Google’s Chinese Search Rival Baidu Working On A Mobile OS Based On Android

Reports coming out of China today suggest that search giant Baidu is working on its own mobile operating system based on none other than Google’s Android.

Baidu, China’s largest search company is reportedly currently putting together the mobile OS, codenamed Qiushi acording to TechNode.

According to local report, Baidu is stealthily developing its own Mobile OS(codenamed Qiushi which means fruits in autumn) which is based around Android and will be released by year-end. Baidu dismissed the rumor by referring Qiushi to an under-developing mobile ad product.

Unsurprisingly, Baidu denied that they are building an operating system atop Google’s own, but such a move would indeed make sense for the company.

According to the TechNode article, Baidu wouldn’t be the first to use Android as the starting point for an operating system designed for new hardware. DianxinOS and MIUI are already hard at work, the report says.
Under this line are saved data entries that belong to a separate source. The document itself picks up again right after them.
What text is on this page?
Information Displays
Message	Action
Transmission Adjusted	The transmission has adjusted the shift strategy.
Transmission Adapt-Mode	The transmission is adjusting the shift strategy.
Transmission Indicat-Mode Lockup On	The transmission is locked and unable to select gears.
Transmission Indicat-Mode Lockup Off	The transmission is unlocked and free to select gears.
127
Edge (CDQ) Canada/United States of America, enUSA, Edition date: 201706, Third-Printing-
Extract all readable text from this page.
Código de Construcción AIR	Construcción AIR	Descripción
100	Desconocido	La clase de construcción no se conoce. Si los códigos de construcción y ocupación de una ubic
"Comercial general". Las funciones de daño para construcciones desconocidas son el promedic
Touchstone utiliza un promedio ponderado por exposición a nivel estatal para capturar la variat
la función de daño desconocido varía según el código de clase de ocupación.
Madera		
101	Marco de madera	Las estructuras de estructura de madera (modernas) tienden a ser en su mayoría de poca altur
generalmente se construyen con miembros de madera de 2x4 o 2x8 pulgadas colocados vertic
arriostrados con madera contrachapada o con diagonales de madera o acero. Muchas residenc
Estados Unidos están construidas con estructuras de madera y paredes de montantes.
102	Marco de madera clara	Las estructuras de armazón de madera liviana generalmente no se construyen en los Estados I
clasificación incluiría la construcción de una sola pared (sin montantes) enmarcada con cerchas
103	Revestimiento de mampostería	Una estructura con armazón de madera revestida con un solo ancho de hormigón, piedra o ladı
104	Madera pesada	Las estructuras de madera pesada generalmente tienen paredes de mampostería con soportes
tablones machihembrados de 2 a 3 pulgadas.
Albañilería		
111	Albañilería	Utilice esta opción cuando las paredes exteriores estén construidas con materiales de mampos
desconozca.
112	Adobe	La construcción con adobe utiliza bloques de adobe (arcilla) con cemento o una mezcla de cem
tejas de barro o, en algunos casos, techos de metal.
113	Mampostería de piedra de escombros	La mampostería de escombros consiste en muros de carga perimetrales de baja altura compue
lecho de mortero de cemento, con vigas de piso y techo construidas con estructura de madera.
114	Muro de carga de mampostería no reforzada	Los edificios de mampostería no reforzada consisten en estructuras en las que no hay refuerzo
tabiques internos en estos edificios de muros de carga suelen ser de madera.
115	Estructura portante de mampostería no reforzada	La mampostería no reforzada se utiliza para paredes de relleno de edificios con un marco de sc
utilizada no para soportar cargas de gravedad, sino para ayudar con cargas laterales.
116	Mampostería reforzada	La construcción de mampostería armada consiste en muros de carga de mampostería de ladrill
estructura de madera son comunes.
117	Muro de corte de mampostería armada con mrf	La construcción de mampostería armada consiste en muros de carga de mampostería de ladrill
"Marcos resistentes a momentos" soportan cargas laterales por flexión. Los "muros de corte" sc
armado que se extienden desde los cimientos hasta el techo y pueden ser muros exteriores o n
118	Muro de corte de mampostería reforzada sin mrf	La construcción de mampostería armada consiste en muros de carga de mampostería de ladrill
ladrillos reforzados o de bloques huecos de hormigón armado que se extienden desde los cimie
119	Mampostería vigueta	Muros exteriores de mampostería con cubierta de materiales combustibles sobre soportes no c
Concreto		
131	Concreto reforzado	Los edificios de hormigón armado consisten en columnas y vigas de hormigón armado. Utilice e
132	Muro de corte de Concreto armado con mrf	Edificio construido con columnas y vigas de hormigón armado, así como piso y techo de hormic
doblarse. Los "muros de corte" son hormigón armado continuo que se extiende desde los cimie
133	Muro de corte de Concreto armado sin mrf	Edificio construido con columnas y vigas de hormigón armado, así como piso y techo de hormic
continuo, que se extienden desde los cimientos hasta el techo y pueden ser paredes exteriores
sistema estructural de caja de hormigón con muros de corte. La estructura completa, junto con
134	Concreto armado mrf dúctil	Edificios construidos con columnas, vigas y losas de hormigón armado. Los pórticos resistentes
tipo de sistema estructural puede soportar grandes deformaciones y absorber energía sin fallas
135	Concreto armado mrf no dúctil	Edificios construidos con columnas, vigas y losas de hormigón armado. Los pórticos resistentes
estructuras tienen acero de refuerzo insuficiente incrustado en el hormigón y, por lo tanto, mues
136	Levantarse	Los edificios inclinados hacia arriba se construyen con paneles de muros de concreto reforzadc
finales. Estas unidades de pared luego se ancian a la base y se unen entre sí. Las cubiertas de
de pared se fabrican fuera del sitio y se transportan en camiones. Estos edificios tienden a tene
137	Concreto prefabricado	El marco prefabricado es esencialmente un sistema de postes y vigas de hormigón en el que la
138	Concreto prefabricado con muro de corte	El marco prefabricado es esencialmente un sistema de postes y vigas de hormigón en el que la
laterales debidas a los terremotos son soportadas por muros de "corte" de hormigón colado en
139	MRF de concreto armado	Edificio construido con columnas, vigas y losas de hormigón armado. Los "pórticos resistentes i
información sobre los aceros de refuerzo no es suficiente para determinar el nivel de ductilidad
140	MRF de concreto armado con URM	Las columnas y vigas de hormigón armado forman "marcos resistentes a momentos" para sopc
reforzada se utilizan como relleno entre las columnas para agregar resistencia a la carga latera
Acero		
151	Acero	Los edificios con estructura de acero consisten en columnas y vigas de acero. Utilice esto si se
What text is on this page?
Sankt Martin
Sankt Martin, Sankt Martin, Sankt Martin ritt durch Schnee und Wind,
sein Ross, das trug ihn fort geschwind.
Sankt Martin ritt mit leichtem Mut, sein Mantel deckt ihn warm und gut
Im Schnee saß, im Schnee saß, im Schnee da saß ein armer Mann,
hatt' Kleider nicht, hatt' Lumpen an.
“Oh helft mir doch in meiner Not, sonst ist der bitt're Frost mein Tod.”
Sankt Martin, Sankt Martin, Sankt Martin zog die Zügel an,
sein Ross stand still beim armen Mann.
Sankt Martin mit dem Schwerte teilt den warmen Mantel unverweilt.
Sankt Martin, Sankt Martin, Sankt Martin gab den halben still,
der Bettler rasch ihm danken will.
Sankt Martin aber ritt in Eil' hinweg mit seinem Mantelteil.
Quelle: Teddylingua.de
Google’s Android’s biggest strength, and also its biggest weakness, is its open source status. Any carrier, manufacturer or hacker can get their hands on Android and make it into their own at will. It’s this freedom that has seen Android’s popularity balloon over the last two years, making Google a real player in the mobile market.

It is this open source mentality that has led to the fragmentation that is currently so troublesome to the platform.

With so many devices, and so many different specifications, it is hard for application developers to write apps while planning for all eventualities and hardware – a problem that Apple’s iOS developers do not experience. The best way to end fragmentation, if not end then minimize it, is to put a minimum hardware requirement on which an OS would run, in this case its Android. We don’t believe that Android iterations like Ice Cream Sandwich would solve the problem on day one, hardware fragmentation would still remain there, thanks to eager manufacturers minting money out of Android due to its superb “openness”.

Google can, however, point to the shear number of handsets as a sign that it’s decision to offer Android as an open source platform was the correct course of action.

Time will tell if, in the long run, whether open will be a boon or a hindrance for Android.